Towards Cognitive Exploration through Deep Reinforcement Learning for Mobile Robots
Lei Tai, Ming Liu
TL;DR
The paper tackles autonomous exploration for mobile robots in unknown indoor environments by using raw depth data as input to an end-to-end deep reinforcement learning framework. It initializes the DRL network from a CNN trained on real-world data and trains online in Gazebo-based simulations with collision-based rewards, enabling adaptation to unseen scenes without labeling. Results show that the DRL approach outperforms CNN-based supervised and traditional RL baselines and can transfer from simulation to real-world settings, with receptive-field visualization providing interpretability of traversability decisions. The study suggests promising directions, including incorporating RGB inputs and modern CNN backbones to further enhance perception and control in broader environments.
Abstract
Exploration in an unknown environment is the core functionality for mobile robots. Learning-based exploration methods, including convolutional neural networks, provide excellent strategies without human-designed logic for the feature extraction. But the conventional supervised learning algorithms cost lots of efforts on the labeling work of datasets inevitably. Scenes not included in the training set are mostly unrecognized either.

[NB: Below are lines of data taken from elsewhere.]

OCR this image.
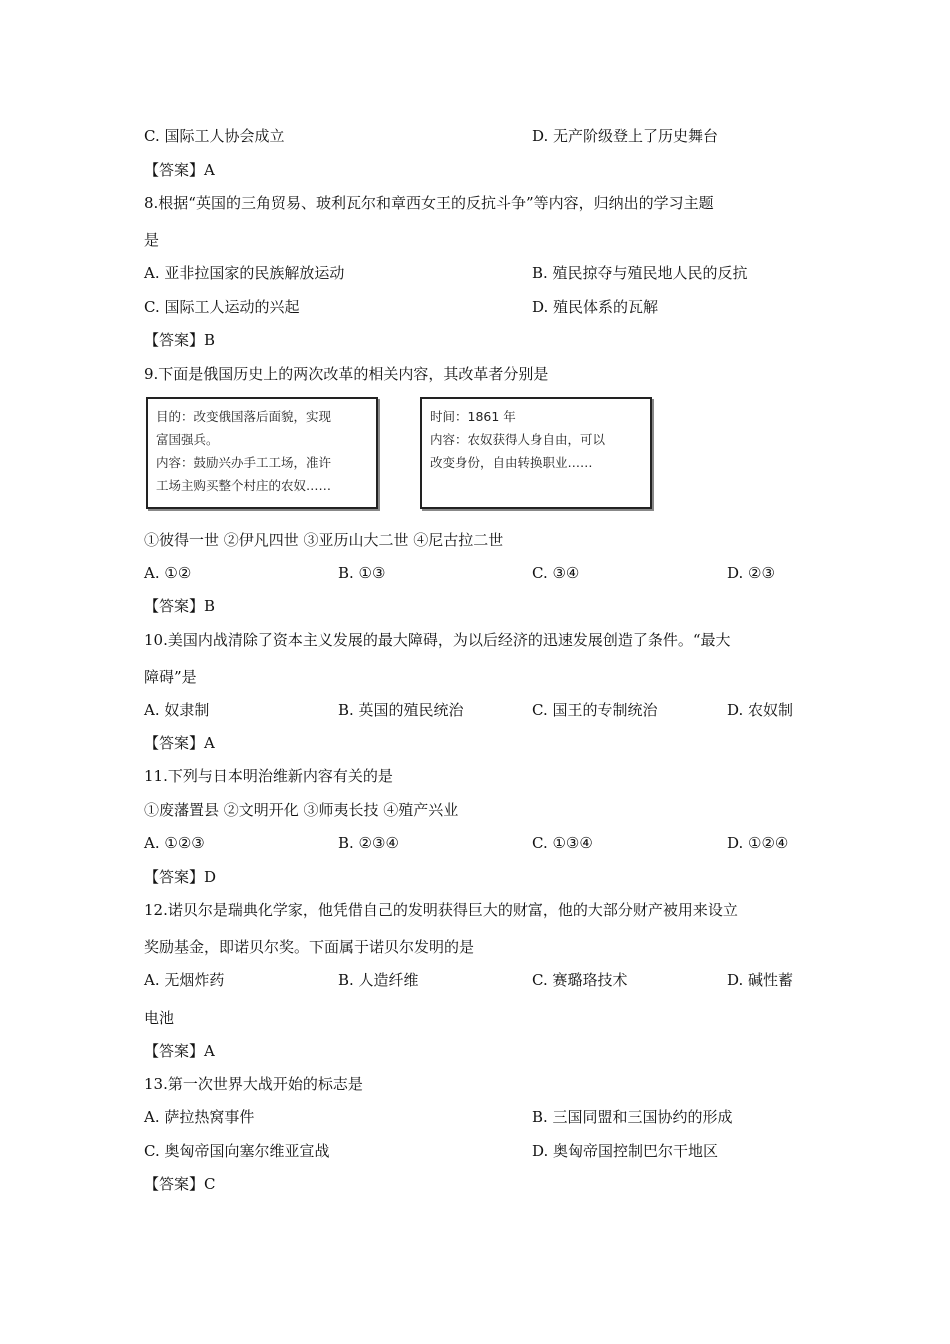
C. 国际工人协会成立	D. 无产阶级登上了历史舞台
【答案】A
8.根据“英国的三角贸易、玻利瓦尔和章西女王的反抗斗争”等内容，归纳出的学习主题
是
A. 亚非拉国家的民族解放运动	B. 殖民掠夺与殖民地人民的反抗
C. 国际工人运动的兴起	D. 殖民体系的瓦解
【答案】B
9.下面是俄国历史上的两次改革的相关内容，其改革者分别是
目的：改变俄国落后面貌，实现
富国强兵。
内容：鼓励兴办手工工场，准许
工场主购买整个村庄的农奴……
时间：1861 年
内容：农奴获得人身自由，可以
改变身份，自由转换职业……
①彼得一世 ②伊凡四世 ③亚历山大二世 ④尼古拉二世
A. ①②	B. ①③	C. ③④	D. ②③
【答案】B
10.美国内战清除了资本主义发展的最大障碍，为以后经济的迅速发展创造了条件。“最大
障碍”是
A. 奴隶制	B. 英国的殖民统治	C. 国王的专制统治	D. 农奴制
【答案】A
11.下列与日本明治维新内容有关的是
①废藩置县 ②文明开化 ③师夷长技 ④殖产兴业
A. ①②③	B. ②③④	C. ①③④	D. ①②④
【答案】D
12.诺贝尔是瑞典化学家，他凭借自己的发明获得巨大的财富，他的大部分财产被用来设立
奖励基金，即诺贝尔奖。下面属于诺贝尔发明的是
A. 无烟炸药	B. 人造纤维	C. 赛璐珞技术	D. 碱性蓄
电池
【答案】A
13.第一次世界大战开始的标志是
A. 萨拉热窝事件	B. 三国同盟和三国协约的形成
C. 奥匈帝国向塞尔维亚宣战	D. 奥匈帝国控制巴尔干地区
【答案】C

We propose a deep reinforcement learning method for the exploration of mobile robots in an indoor environment with the depth information from an RGB-D sensor only. Based on the Deep Q-Network framework, the raw depth image is taken as the only input to estimate the Q values corresponding to all moving commands. The training of the network weights is end-to-end. In arbitrarily constructed simulation environments, we show that the robot can be quickly adapted to unfamiliar scenes without any man-made labeling. Besides, through analysis of receptive fields of feature representations, deep reinforcement learning motivates the convolutional networks to estimate the traversability of the scenes. The test results are compared with the exploration strategies separately based on deep learning or reinforcement learning. Even trained only in the simulated environment, experimental results in real-world environment demonstrate that the cognitive ability of robot controller is dramatically improved compared with the supervised method. We believe it is the first time that raw sensor information is used to build cognitive exploration strategy for mobile robots through end-to-end deep reinforcement learning.